An old friend, Udell Brown, of the San Carlos Apache
American Native tribal council once sat with me when I was discouraged about an
assignment I had there. He said, this is how you look at your assignment. You
determine that when you get to class, you will have one book, instead of
twenty, no students, an empty classroom, and patience. You will keep going,
track down those who have enrolled, and make a difference in their lives. Then
if you get to class and actually find that you have one, or two students ready
to learn, you will feel like a complete success.
The story line is the same. I have changed the characters
just a bit for the sake of making a point. Don Quixote is myth, but his fame is
legend. Was he crazy? Was he misguided? Or, was he really trying to tell the
world that certain things need to happen to fulfill life’s purposes?

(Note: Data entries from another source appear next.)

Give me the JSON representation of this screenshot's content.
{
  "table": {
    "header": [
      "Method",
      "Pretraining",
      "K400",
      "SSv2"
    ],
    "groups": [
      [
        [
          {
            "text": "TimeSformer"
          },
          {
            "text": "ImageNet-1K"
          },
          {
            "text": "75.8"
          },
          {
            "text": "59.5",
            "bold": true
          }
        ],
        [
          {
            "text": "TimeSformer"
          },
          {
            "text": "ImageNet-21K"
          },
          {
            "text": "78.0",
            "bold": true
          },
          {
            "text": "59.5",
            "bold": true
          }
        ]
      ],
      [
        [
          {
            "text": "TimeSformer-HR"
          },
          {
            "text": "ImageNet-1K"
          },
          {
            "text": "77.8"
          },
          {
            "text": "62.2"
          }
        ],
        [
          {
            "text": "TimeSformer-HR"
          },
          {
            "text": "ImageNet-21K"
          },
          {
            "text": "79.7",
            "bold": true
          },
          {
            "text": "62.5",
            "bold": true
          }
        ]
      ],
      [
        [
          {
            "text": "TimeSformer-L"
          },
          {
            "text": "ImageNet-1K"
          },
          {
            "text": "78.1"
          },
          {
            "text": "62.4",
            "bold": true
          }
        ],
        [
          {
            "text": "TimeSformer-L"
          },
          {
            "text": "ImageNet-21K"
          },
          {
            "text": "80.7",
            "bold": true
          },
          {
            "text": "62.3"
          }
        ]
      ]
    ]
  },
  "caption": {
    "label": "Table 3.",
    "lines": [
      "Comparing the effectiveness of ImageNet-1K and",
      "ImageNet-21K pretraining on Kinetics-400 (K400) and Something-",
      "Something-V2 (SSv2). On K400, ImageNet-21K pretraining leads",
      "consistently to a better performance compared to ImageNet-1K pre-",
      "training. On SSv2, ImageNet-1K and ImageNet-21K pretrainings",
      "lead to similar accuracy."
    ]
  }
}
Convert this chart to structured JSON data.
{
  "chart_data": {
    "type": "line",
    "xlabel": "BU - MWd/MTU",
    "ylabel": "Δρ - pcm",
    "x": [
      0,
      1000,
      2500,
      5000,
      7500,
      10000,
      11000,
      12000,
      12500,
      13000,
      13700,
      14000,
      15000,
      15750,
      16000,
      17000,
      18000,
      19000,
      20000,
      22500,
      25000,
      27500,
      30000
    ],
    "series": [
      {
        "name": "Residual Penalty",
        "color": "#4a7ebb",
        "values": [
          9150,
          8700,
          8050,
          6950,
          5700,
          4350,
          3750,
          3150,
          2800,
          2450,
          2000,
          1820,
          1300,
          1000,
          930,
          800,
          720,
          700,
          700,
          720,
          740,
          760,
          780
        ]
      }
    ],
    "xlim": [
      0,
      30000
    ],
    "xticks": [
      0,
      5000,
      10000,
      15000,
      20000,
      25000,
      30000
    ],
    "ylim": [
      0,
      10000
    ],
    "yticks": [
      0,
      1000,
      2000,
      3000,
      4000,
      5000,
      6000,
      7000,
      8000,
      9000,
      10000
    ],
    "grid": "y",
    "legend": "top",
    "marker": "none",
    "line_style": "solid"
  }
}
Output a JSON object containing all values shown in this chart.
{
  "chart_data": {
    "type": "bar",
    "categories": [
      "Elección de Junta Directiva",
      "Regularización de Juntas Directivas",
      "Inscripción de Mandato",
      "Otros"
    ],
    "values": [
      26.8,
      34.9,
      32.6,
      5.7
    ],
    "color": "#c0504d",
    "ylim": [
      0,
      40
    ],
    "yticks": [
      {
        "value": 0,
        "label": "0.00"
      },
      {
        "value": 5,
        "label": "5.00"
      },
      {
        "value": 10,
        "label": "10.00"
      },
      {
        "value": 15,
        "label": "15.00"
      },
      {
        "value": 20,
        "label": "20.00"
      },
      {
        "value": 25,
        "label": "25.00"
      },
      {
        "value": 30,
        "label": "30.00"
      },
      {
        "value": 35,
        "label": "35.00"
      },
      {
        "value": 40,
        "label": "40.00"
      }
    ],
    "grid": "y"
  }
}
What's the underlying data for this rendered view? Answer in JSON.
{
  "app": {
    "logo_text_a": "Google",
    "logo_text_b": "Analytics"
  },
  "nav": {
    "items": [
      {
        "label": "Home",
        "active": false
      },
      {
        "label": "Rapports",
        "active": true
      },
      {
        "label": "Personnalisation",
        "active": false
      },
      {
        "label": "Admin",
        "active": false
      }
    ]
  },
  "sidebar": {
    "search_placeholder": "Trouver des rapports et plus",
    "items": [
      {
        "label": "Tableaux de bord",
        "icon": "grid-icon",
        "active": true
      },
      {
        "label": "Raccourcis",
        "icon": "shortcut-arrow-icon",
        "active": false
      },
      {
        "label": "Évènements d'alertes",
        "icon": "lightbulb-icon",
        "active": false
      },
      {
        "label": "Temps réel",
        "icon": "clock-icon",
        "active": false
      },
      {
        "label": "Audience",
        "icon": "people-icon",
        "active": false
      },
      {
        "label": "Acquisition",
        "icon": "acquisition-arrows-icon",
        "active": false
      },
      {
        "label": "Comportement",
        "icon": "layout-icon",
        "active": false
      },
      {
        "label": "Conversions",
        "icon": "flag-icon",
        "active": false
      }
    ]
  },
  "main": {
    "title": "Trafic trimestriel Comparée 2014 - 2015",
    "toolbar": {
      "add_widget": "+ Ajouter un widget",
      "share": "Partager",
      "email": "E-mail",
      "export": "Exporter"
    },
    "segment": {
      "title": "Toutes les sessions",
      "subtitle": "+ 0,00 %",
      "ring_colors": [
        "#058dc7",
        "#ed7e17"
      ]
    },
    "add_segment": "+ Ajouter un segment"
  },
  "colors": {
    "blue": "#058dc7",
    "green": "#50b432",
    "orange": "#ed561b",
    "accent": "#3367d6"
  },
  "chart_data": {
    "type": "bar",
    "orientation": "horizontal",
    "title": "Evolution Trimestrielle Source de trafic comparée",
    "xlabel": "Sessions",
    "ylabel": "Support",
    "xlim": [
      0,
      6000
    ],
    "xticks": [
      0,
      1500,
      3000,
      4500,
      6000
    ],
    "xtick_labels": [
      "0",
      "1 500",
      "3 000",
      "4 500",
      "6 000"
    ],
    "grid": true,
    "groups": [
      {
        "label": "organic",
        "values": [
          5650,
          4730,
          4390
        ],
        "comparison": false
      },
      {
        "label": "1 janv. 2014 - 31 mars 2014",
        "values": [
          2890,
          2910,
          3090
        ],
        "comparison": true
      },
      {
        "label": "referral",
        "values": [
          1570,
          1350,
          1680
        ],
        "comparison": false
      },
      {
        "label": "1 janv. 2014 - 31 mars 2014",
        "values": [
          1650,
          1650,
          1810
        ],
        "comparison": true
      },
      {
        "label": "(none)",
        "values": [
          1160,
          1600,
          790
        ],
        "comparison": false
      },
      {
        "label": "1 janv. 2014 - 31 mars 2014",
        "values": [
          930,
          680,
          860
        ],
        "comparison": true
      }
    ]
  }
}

A young man named Glenn Jacobs was always on the wrong side
of the bus. If everyone wanted to turn left, Glenn would naturally want to go
right. If proper society said that writing the appropriate title of a pile of
manure on a nice fresh stack in the school yard was not polite, he did it
anyway. If creating a very politically incorrect essay on his law entry exam
would mean certain exile from the ranks of budding law students and lawyers, he
would make it happen. If creating an entirely different arena for elementary
students by allowing them to have “shelter” for their thoughts while reading,
he would do it by providing cardboard boxes they could retire to and read as
rewards for good work. He loathed “busy work” and fought valiantly to seek
means of assisting students gain wisdom. Not even close to acceptable, his
notions were cause for banishment from the ranks of the teaching profession.
He went to war in Vietnam and was severely wounded, hauled
to Germany, then back to the United States where he recuperated for months at
El Paso, Texas. Never to be outdone, or outwitted, he and his marvelous wife
Dorothy (remember! She has always been the strong one) would do insane things
like shove him while he was in his full body cast, in the back of their
Volkswagen station wagon and go to a drive in movie. He also convinced our
father, Glenn Sr. to travel around with him somehow hanging above the seats of
the Lincoln Continental he drove, all while adorned in a towel and body cast.
Then, he did the unthinkable. He was the chief editor, cook,
and bottle washer for a weekly newspaper he and Dorothy wrote, edited,
generated ads, and distribute for twenty years. Was it conventional? Did it
create wealth and fame? Did it assist him in accomplishing his earthly mission?
You be the judge.
Glenn was examined by physicians and found to have a real
bad tumor, I believe on the frontal lobe right behind his nose. Determination
was made to extract the tumor by, as Glenn reports, removing his face, removing
the tumor then stitching him back up. The possibilities of paralysis, mental
incapacity, and death were very real. In miraculous fashion, just prior to the
operation, a brain surgeon came in from Germany and asked additional questions
regarding his health history and found that because he had a specific,
non-typical male characteristic, the tumor could be maintained and controlled
with some kind of non-traditional medicine that could only be found in Germany.
The medicine was procured and Glenn has lived these many years through the
grace of God and his miracles given to us as mortals.